Town staff presented three alternatives to redesign the Rogers Road–Wesley Chapel intersection and recommended the council delay selecting a preferred alternative until project timing and priorities align.
Alternatives reviewed: The consultant presented three design options: (1) a split intersection with two new signalized junctions; (2) a quadrant intersection with multiple coordinated signals; and (3) retain the intersection with added turn lanes and revised signal timing. Staff noted the quadrant design has the largest estimated cost (approximately $9–11 million in current and near-future dollars), the split design is also high cost, and the smallest alternative (additional turn lanes and adjusted signal timing) carries a lower upfront cost but yields less long-term benefit for predicted 2050 traffic queuing and crash reduction.
Staff recommendation and council action: Staff recommended the council not select an option at this time, arguing the lower-cost alternative would not produce adequate long-term capacity benefits and the higher-cost alternatives will not be ready for construction until after other projects in the town’s queue. The council voted to defer a decision and instructed staff to keep the study materials on file and to update cost estimates and outreach when the project approaches the top of the construction queue.
Why it matters: The intersection shows high projected queue lengths and has had 36 crashes in the prior five years.

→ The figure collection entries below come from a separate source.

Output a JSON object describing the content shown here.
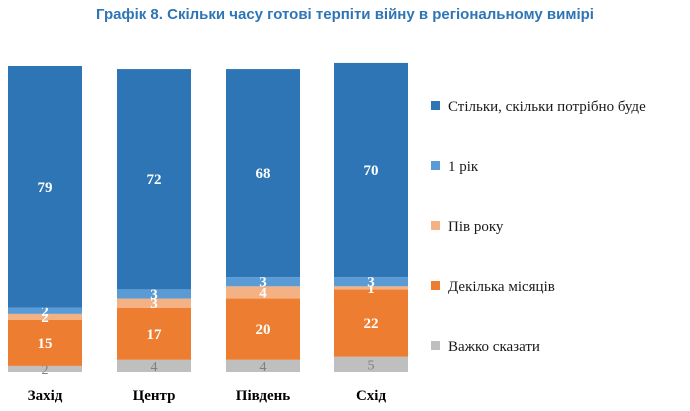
{
  "chart_data": {
    "type": "bar",
    "stacked": true,
    "title": "Графік 8. Скільки часу готові терпіти війну в регіональному вимірі",
    "categories": [
      "Захід",
      "Центр",
      "Південь",
      "Схід"
    ],
    "series": [
      {
        "name": "Важко сказати",
        "values": [
          2,
          4,
          4,
          5
        ],
        "color": "#bfbfbf"
      },
      {
        "name": "Декілька місяців",
        "values": [
          15,
          17,
          20,
          22
        ],
        "color": "#ed7d31"
      },
      {
        "name": "Пів року",
        "values": [
          2,
          3,
          4,
          1
        ],
        "color": "#f4b183"
      },
      {
        "name": "1 рік",
        "values": [
          2,
          3,
          3,
          3
        ],
        "color": "#5b9bd5"
      },
      {
        "name": "Стільки, скільки потрібно буде",
        "values": [
          79,
          72,
          68,
          70
        ],
        "color": "#2e75b6"
      }
    ],
    "legend_order": [
      "Стільки, скільки потрібно буде",
      "1 рік",
      "Пів року",
      "Декілька місяців",
      "Важко сказати"
    ],
    "legend_position": "right",
    "ylim": [
      0,
      100
    ],
    "grid": false
  }
}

The choice among alternatives balances near-term cost, long-term capacity and crash-reduction benefits.
Next steps: Staff will leave the consultant’s report and the public survey data in the record, update cost estimates when project timing becomes clearer and return to council later; the public-preferred lower-cost option will remain documented in the study but not advanced immediately.
Ending: Council accepted staff’s recommendation to stand pat for now and revisit the corridor when funding and project sequencing allow.